Park Elementary School in Hayward is a cheerful place. The halls are dotted with murals of tiny green handprints and scribbled-on schoolwork, and the principal makes her rounds through the halls helping kids tie their shoes.
There’s an outdoor garden, a new recycling program, and a soccer field where kids can run around to their hearts content. But take a closer look, and you'll see that some parts of the building need an upgrade — upgrades that the school district just can’t really afford at the moment.
Steven Fallon is the director for Maintenance, Operations Transportation and Security for the Hayward Unified School District. Park Elementary is one of the older schools in the area, and its age shows. He points out dry rot in some of the doorways and cracked asphalt in an outdoor play area he wishes he had the money to fix.
“We'll patch it as best we can,” he tells me. “But it would cost approximately $350,000 to $400,000 per school.”
Park Elementary is one of over 30 schools in the district, which means funding gets prioritized towards the most urgent projects. Beyond that, money is tight. Fallon tells me that when there are budget cuts, maintenance is usually the first thing to go.
“We’ve lost 21 positions in maintenance over five years,” he tells me.
Another concern of his is deferred maintenance. The longer schools wait on construction projects, often the more expensive they become. Fallon estimates that the district is most likely in need of 10 new roofs — a cost that will rise if they’re not dealt with soon.
But Hayward isn’t the only school district that’s finding it hard to fund construction and maintenance projects. Across the state, there’s a lot of need. Californians haven’t voted on a school construction bond in 10 years, and state funding has dried up. Proposition 51, a statewide measure on this November’s ballot, would replenish those coffers, with nine billion dollars worth of general-obligation bonds.
Most of this money would be set aside for K-12 schools: building new facilities, and modernizing old ones like Park Elementary. Another big chunk would be spent on community colleges, and a smaller portion would go to charter schools and career technical programs.
The State Legislative Analyst’s office predicts that if Proposition 51 passes, it would cost the state $17.6 billion with interest.
Inequity in schools
According to Jeff Vincent, the Deputy Director at U.C. Berkeley’s Center for Cities and Schools, there isn’t that much centralized data on the state of infrastructure on public schools in California. So he and his colleagues have spent a lot of their time trying to find out what they can about maintenance spending and construction.
“Our research has shown that over half of schools in the state are pretty significantly underinvesting in their school buildings,” he tells me. “And this really raises concerns about what are the conditions and qualities of these schools? Are they safe and healthy, are the educationally appropriate?”
Part of Vincent’s research is understanding the ways school construction projects can exacerbate inequality.
“School districts serving more low-income children who qualify for free and reduced lunch? They're actually spending more per student out of their operating budget on their facilities than higher income school districts are. And this raised big flags for us,” he says.

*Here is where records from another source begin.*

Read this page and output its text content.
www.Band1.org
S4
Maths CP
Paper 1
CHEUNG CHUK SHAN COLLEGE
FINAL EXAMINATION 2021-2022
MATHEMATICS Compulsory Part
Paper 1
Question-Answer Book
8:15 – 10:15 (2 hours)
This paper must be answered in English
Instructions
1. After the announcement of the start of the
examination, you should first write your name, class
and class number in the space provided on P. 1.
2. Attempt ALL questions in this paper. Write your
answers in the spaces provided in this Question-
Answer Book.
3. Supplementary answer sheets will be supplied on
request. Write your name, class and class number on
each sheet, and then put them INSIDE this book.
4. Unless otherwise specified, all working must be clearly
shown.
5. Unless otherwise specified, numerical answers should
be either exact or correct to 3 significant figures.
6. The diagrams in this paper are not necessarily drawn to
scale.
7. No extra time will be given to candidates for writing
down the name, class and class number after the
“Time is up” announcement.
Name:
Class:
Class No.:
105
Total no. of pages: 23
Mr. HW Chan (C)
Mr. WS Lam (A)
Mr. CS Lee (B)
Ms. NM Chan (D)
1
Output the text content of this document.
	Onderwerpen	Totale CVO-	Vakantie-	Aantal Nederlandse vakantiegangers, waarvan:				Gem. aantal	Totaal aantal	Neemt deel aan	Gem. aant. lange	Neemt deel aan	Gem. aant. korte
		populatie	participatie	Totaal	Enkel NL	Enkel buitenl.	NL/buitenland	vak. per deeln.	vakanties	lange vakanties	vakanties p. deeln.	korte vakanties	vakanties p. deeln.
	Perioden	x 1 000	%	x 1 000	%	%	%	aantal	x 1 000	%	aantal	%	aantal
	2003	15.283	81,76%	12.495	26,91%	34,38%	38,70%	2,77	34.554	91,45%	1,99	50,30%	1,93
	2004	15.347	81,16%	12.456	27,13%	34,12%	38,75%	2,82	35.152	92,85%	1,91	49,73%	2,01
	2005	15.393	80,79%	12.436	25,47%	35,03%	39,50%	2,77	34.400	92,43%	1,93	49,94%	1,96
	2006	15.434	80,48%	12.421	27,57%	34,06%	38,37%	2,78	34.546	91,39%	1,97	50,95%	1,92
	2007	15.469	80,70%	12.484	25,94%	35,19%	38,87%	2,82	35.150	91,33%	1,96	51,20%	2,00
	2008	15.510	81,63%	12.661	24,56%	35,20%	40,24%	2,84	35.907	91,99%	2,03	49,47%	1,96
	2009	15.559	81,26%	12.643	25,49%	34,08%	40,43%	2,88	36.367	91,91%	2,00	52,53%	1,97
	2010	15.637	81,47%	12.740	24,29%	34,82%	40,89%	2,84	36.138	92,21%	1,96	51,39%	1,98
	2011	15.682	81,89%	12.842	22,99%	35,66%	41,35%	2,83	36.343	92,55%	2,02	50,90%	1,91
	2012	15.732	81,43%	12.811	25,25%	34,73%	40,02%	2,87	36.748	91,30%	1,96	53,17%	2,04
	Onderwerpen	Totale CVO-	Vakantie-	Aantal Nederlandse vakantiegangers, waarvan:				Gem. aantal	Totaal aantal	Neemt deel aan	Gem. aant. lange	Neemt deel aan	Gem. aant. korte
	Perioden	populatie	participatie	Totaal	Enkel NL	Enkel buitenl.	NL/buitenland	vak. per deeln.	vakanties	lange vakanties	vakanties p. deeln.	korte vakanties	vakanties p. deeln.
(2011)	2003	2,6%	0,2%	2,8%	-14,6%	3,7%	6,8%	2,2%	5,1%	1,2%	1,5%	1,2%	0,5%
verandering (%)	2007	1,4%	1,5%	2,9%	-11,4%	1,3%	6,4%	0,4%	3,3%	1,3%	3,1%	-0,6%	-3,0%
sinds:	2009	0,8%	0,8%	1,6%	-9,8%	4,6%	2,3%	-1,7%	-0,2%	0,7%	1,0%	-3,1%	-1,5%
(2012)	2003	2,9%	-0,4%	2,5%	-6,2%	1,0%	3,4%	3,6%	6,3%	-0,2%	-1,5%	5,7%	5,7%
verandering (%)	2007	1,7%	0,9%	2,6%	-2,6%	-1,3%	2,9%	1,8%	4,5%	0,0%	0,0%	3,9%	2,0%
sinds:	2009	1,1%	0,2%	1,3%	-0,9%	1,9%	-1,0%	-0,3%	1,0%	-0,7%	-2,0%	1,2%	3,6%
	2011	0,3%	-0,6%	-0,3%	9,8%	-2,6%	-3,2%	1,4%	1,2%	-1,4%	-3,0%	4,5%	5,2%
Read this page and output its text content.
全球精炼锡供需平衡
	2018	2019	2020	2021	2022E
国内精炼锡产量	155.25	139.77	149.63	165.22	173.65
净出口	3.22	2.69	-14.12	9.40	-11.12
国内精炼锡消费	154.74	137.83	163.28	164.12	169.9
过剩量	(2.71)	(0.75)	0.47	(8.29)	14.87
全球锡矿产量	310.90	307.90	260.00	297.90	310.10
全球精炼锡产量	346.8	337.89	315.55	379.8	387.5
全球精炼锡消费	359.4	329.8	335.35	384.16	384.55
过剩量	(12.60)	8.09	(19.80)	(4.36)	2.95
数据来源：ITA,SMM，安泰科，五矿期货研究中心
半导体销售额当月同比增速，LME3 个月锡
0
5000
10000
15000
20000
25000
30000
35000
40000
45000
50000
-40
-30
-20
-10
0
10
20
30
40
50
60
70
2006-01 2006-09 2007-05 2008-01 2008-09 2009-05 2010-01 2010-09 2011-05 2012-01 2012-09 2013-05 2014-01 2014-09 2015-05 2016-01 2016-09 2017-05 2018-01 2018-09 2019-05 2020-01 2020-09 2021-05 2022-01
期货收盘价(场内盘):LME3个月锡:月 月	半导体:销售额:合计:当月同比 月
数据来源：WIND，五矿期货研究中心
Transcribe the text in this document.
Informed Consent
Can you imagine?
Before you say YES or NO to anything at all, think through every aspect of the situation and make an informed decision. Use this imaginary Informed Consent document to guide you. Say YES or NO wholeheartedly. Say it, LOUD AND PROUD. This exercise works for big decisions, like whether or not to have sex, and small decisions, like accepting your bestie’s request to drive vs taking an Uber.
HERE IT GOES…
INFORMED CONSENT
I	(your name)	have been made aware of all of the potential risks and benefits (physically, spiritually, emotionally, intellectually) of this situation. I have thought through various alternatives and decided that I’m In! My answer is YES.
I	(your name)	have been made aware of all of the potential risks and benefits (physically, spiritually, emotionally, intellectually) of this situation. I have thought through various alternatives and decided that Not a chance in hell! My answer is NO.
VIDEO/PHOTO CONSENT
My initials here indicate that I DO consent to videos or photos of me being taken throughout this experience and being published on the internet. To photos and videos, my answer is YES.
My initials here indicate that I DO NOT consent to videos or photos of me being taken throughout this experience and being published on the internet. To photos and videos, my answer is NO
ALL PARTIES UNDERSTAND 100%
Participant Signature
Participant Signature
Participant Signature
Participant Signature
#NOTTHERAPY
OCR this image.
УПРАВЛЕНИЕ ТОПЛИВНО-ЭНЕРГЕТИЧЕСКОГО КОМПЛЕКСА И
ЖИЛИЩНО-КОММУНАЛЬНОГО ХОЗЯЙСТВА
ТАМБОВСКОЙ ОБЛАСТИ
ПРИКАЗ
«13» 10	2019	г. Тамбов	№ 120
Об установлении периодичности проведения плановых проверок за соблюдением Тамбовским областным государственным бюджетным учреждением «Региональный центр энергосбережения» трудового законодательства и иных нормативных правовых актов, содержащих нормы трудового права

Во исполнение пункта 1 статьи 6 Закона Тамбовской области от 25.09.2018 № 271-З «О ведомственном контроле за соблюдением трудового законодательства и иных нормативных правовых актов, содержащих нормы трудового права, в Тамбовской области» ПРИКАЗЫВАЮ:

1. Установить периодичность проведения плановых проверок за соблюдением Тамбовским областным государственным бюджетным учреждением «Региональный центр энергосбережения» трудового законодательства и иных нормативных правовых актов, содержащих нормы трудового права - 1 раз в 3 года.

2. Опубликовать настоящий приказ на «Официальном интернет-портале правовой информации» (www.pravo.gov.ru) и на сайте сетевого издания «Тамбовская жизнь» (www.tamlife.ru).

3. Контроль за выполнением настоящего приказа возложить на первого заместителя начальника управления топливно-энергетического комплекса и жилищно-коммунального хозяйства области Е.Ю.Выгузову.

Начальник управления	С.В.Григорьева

Without state funding, local communities have to raise the money for construction on their own, through local developer fees and local bond measures. This leaves poorer communities at a disadvantage. A school like Park Elementary — where most kids qualify for free and reduced lunch — can’t just tap into a pool of money when they need to build new doorways.
But that doesn’t mean if state funding gets introduced into the mix through Proposition 51 this disparity will disappear.
“An equitable approach to allocating state funds is not baked into the program,” says Vincent.
The way state money gets allocated is through something called the School Facilities Program. It’s essentially a first-come, first-serve, grant-matching program. That means schools have to apply, get in line, and show the state they can match most or all of the money they’d receive. Because of this, critics of Proposition 51 say it doesn’t go far enough to be equitable. Wealthier schools have more resources to make this a lived reality.
NO EASY ANSWERS
School construction bonds haven’t always been a contentious issue, says Jeff Vincent.
“All four of the last school construction bonds that have passed in the state of California have had very broad support across the aisle and with governors,” he says. “And we're now at a time when this new one, Prop 51, doesn't have that.”
Governor Jerry Brown is a particularly vocal opponent, in part because most of the funding for this proposition comes from construction companies and developers, who stand to benefit economically from this money. It’s one of the aspects that’s making some voters wary, along with the concern that the neediest schools won’t be prioritized. But others argue what’s worse than that is no money at all, for any school.
“If Prop 51 fails, the inequities across districts are most certainly to widen, and are we willing to pay that price?” asks Jeff Vincent. “If Proposition 51 passes, it will definitely provide funding to assist districts with a lot of those needs across the state. Will it go far enough? No it won't.”
It’s a tough choice to make. Voters can either deprive schools of much-needed money, in hopes that desperation sparks reform, or voters can sign off on a costly bond that might not go where it really needs to.
Regardless of the outcome, both sides agree: it’s time to have a long, hard look at school maintenance and construction and how much the state should help pay for it. Because what’s at stake is kids’ long-term health and safety.